In the Dec. 3 letter, President Hoffa told FCC Chairman Tom Wheeler he is concerned that allowing calls while in the air could not only hamper the passenger experience, but the safety of airline workers and all those aboard as well. The Teamsters represent more than 80,000 industry workers, including flight attendants and pilots.
“Permitting the use of cell phones for in flight calls is unnecessary, unpopular, and potentially dangerous for Teamster members both as recreational passengers and on the job as first responders and the last line of defense in our nation's aviation system,” he wrote. “I urge you to reconsider the expected proposal.”
Since the FCC announced last month it would consider a rulemaking addressing the use of wireless devices on planes during flight, Americans have made it clear they don’t want to hear their fellow passengers chatting away next to them. A HuffPost/YouGov poll found 49 percent of people don’t want passengers to be allowed to make phone calls on planes even if the FCC determines their use in flight is safe, compared to 31 percent who would want them allowed.

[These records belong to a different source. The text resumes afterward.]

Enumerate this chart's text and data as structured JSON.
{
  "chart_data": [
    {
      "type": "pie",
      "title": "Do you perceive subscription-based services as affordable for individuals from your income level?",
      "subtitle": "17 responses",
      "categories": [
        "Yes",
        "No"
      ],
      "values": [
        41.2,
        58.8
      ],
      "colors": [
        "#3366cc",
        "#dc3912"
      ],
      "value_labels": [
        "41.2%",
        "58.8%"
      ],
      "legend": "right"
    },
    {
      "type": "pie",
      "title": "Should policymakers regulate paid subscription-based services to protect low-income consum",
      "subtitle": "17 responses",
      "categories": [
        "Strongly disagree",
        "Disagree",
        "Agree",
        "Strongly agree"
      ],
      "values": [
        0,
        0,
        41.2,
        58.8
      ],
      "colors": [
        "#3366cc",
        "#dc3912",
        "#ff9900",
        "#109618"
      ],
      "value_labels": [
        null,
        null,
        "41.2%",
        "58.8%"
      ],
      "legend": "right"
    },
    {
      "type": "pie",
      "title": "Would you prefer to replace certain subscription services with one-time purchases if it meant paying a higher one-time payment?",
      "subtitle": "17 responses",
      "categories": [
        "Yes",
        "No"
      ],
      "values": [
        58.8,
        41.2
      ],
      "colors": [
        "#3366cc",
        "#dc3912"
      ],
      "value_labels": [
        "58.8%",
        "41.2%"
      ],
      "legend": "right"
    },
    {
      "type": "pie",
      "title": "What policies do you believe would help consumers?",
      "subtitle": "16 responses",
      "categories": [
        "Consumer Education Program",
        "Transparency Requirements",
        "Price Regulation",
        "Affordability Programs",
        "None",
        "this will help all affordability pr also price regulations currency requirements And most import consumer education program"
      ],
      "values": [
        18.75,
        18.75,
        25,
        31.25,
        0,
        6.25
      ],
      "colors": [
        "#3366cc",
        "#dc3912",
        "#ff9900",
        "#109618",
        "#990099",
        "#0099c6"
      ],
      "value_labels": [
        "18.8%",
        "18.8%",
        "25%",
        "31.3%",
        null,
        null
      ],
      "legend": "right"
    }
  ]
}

Already some in the airline industry are pushing back. Delta Airlines, in a nod to its passenger’s will, announced it will not allow talking on phones while planes are in the air even if the FCC says there is no safety-based reason such phones shouldn’t be allowed and others are likely to follow.
The federal agency argues it is merely looking at the technical aspects and it will be up to the individual airlines whether to allow chatting in midair. The issue is, as the FCC readily admits, it is not charged with determining inflight safety. And it isn’t difficult to see where potential problems could arise that could jeopardize those who work and travel in the skies.
The FCC is slated to vote on the proposal Thursday. It should hang up on it now.